Kolpinggedenktag

Vorbild noch heute: Kolping, der Priester und Sozialreformer
Das Gedenken an den Gründer des Kolpingwerkes, Adolph Kolping, stand im Mittelpunkt des Kolpinggedenktages, den die Kolpingfamilie St. Barbara am 5. Dezember 2009 im Gemeindehaus feierte.
Schriftführer Bernhard Kilbinger beleuchtete in einem Kurzvortrag einige Stationen aus dem Leben Kolpings, der von 1813 bis 1865 lebte.

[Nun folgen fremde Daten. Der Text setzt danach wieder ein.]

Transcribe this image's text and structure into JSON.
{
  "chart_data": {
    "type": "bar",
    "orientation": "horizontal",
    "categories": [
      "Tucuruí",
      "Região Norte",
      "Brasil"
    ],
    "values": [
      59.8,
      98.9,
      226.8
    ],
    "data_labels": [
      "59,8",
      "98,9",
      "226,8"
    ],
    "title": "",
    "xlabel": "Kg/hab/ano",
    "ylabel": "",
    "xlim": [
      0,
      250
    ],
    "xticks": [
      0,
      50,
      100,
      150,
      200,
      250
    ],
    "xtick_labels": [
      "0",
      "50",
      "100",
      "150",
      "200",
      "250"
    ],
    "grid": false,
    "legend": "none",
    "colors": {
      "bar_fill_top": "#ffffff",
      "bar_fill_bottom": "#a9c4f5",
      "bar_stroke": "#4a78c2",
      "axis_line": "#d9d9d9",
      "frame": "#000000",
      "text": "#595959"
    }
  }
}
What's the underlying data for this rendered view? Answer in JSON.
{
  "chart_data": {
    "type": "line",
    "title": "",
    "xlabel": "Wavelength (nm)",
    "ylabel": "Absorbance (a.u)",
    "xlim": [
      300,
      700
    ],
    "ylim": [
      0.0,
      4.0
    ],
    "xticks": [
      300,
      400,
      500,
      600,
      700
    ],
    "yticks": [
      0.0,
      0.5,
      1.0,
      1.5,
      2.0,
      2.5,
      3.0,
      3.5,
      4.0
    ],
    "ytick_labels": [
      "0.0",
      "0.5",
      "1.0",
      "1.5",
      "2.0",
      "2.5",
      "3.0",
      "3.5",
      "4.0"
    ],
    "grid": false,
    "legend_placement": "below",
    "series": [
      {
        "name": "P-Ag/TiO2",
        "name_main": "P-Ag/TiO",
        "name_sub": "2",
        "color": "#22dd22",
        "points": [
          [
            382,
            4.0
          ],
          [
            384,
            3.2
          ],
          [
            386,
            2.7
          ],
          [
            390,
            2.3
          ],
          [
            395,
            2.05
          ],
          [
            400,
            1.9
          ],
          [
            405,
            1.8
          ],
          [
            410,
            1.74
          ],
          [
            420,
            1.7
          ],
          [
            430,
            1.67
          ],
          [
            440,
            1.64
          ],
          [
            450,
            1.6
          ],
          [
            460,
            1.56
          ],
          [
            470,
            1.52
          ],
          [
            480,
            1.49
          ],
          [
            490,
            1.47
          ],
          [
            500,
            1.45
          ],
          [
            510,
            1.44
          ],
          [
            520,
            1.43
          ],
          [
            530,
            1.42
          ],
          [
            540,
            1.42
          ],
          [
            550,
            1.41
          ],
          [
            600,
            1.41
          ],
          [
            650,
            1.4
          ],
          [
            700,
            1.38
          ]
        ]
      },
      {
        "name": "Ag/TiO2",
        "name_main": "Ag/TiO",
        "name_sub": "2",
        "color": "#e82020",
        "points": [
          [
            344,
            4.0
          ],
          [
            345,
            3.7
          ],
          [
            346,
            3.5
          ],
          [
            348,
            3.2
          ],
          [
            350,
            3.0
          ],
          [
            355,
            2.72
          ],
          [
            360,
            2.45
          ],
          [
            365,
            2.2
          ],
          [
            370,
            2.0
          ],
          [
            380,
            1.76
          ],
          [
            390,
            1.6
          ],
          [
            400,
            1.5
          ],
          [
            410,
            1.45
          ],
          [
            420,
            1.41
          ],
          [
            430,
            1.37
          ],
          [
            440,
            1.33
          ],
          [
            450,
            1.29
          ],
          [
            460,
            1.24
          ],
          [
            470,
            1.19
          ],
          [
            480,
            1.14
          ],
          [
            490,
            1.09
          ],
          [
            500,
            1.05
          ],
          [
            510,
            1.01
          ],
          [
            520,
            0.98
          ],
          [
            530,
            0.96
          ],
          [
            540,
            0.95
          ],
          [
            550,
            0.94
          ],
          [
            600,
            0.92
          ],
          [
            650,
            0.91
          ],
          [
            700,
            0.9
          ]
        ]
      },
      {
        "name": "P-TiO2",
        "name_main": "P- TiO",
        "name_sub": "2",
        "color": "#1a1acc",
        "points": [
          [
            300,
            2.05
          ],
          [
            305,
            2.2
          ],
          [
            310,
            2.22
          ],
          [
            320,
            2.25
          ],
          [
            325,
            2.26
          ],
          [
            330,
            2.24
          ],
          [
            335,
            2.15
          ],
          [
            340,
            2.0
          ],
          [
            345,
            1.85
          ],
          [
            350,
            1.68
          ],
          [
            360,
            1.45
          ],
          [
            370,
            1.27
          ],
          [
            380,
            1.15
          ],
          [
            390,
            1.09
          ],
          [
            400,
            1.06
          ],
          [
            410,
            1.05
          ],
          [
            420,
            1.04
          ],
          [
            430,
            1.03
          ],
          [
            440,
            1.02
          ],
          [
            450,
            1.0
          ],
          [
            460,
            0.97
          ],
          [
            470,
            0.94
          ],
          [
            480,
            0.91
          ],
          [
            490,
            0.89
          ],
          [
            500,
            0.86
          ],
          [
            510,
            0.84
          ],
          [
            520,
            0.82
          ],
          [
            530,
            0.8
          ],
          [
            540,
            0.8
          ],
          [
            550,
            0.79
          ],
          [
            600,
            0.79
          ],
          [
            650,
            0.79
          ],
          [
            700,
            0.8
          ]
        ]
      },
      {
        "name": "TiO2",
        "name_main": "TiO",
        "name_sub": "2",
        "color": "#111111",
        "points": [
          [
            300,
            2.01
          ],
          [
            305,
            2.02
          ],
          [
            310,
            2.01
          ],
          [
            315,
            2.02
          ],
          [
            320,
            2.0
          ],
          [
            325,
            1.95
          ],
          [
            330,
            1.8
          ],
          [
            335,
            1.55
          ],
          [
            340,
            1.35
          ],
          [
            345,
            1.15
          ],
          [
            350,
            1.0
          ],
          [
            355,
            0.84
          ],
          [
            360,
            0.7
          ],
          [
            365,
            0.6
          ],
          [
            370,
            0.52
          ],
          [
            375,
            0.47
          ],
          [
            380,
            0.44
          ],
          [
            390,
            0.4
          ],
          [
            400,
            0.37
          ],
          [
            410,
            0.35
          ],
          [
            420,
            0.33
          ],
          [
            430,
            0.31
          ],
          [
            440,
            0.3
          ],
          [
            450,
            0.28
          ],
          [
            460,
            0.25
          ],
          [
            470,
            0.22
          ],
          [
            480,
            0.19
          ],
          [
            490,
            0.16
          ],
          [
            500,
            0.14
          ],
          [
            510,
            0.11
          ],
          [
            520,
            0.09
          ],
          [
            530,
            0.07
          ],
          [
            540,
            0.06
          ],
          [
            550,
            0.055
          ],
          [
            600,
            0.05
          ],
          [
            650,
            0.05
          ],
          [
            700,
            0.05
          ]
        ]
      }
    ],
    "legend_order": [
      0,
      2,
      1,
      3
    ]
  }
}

Ein Sozialreformer der ersten Stunde, einer der erfolgreichsten Publizisten des 19. Jahrhunderts und volksnaher Seelsorger- so lässt sich Adolph Kolping kennzeichnen, der auch als „Gesellenvater“ bis in unsere Zeit bekannt ist.
Nach einer Lehre als Schuhmacher und anschließenden Wanderjahren als Geselle entschließt er sich mit 24 Jahren sein bisheriges Leben aufzugeben: er besucht das Gymnasium in Köln und studiert nach dem Abitur Theologie. 1845 empfängt er in der Kölner Minoritenkirche die Priesterweihe.
Mit der Entsendung als Kaplan nach Wuppertal-Elberfeld, dem Zenit damaliger industrieller Entwicklung auf dem Kontinent, ist das Schicksal Kolpings entschieden.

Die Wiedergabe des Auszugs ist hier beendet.